One more comparison we can make is to other products and services that have a very fast uptake with users and how their reach increases over time:

  1. YouTube views within 24 hours for newly posted videos gives us a reference point for how quickly a link to something on the Internet can spread and get engagement. The lower barrier to watching a video, compared to making an account for ChatGPT, might give videos an advantage. Additionally, there is presumably more than one view per person. I do not know how big this effect is, but it may be large.

  2. Pay-per-view sales for live events, in this case for combat sports, are a reference point for something that people are willing to pay for to use at home in a short timeframe. The payment is a higher barrier than making an account, but marketing and sales can happen ahead of time.

  3. Video game sales within 24 hours, in some cases digital downloads, are similar to pay-per-view, but seem more directly comparable to a service on a website. I would guess that video games benefit from a longer period of marketing and pre-sales than PPV, but I’m not sure.

Here is a graph of records for these things over time, with data taken from Wikipedia5, which is included in the data spreadsheet. Each dot is a separate video, PPV event, or game, and I’m only including those that set 24 hour records:

Records for most sales, views, and users within the first 24 hours for video games, PPV bouts, YouTube videos, and apps, plus a few points for users during first week for apps (shown as blue diamonds). Each data point represents one event, game, video, or app. Only those setting records in their particular category are included.

    It would appear that very popular apps are not as popular as very popular video games or videos. I don’t see a strong conclusion to be drawn from this, but I do think it is helpful context.

    Additional considerations

    I suspect the marketing advantage for Pokémon GO and other videogames is substantial. I do not remember seeing ads for Pokémon GO before its release, but I did a brief search for news articles about it before it was released and found lots of hype going back months. I did not find any news articles mentioning ChatGPT before launch. This does not change the overall conclusion, that the claim about ChatGPT setting an outright record is false, but it should change how we think about it.

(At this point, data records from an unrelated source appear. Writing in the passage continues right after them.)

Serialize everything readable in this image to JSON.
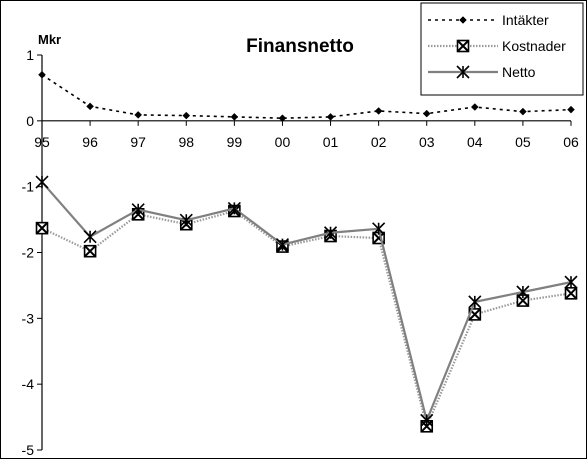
{
  "chart_data": {
    "type": "line",
    "title": "Finansnetto",
    "unit_label": "Mkr",
    "categories": [
      "95",
      "96",
      "97",
      "98",
      "99",
      "00",
      "01",
      "02",
      "03",
      "04",
      "05",
      "06"
    ],
    "y_ticks": [
      "1",
      "0",
      "-1",
      "-2",
      "-3",
      "-4",
      "-5"
    ],
    "ylim": [
      -5,
      1
    ],
    "grid": false,
    "legend_position": "top-right",
    "series": [
      {
        "name": "Intäkter",
        "color": "#000000",
        "style": "dotted",
        "marker": "diamond",
        "values": [
          0.7,
          0.22,
          0.09,
          0.08,
          0.06,
          0.04,
          0.06,
          0.15,
          0.11,
          0.21,
          0.14,
          0.17
        ]
      },
      {
        "name": "Kostnader",
        "color": "#999999",
        "style": "dotted",
        "marker": "boxed-x",
        "values": [
          -1.63,
          -1.98,
          -1.42,
          -1.57,
          -1.37,
          -1.91,
          -1.75,
          -1.78,
          -4.64,
          -2.94,
          -2.73,
          -2.62
        ]
      },
      {
        "name": "Netto",
        "color": "#808080",
        "style": "solid",
        "marker": "asterisk",
        "values": [
          -0.93,
          -1.76,
          -1.35,
          -1.51,
          -1.33,
          -1.88,
          -1.7,
          -1.64,
          -4.55,
          -2.75,
          -2.6,
          -2.45
        ]
      }
    ]
  }
}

    That ChatGPT was able to beat out most other services without any marketing seems like a big deal. I think it’s hard to sell people on what’s cool about it without lots of user engagement, but the next generation of AI products might not need that, now that people are aware of how far the technology has come. Given this (and the hype around Bing Chat and Bard), I would weakly predict that marketing will play a larger role in future releases.

    Appendix – methods and caveats

    Most of the numbers I found were for monthly users or, in some cases, monthly active users. I wasn’t always sure what the difference was between these two things. In some cases, all I was able to find was monthly app downloads or annual downloads, both of which I would naively expect to be strictly larger than monthly users. But the annual user numbers reflected longer-term growth anyway, so they shouldn’t affect the conclusions.

    Some of the numbers for days to particular user milestones were interpolated, assuming exponential growth. By and large, I do not think this affects the overall story too much, but if you need to know precise numbers, you should check my interpolations or find more direct measurements. None of the numbers is extrapolated.

    When searching for data, I tried to use either official sources like SEC filings and company announcements, or measurements from third-party services that seem reputable and have paying customers. But sometimes those were hard to find and I had to use less reliable sources like news reports with dubious citations or studies with incomplete data.

    I did not approach this with the intent to produce very reliable data in a very careful way. Overall, this took about 1-2 researcher-days of effort. Given this, it seems likely I made some mistakes, but hopefully not any that undermine the conclusions.

    Thanks to Jeffrey Heninger and Harlan Stewart for their help with research on this. Thanks to the two of them and Daniel Filan for helpful comments.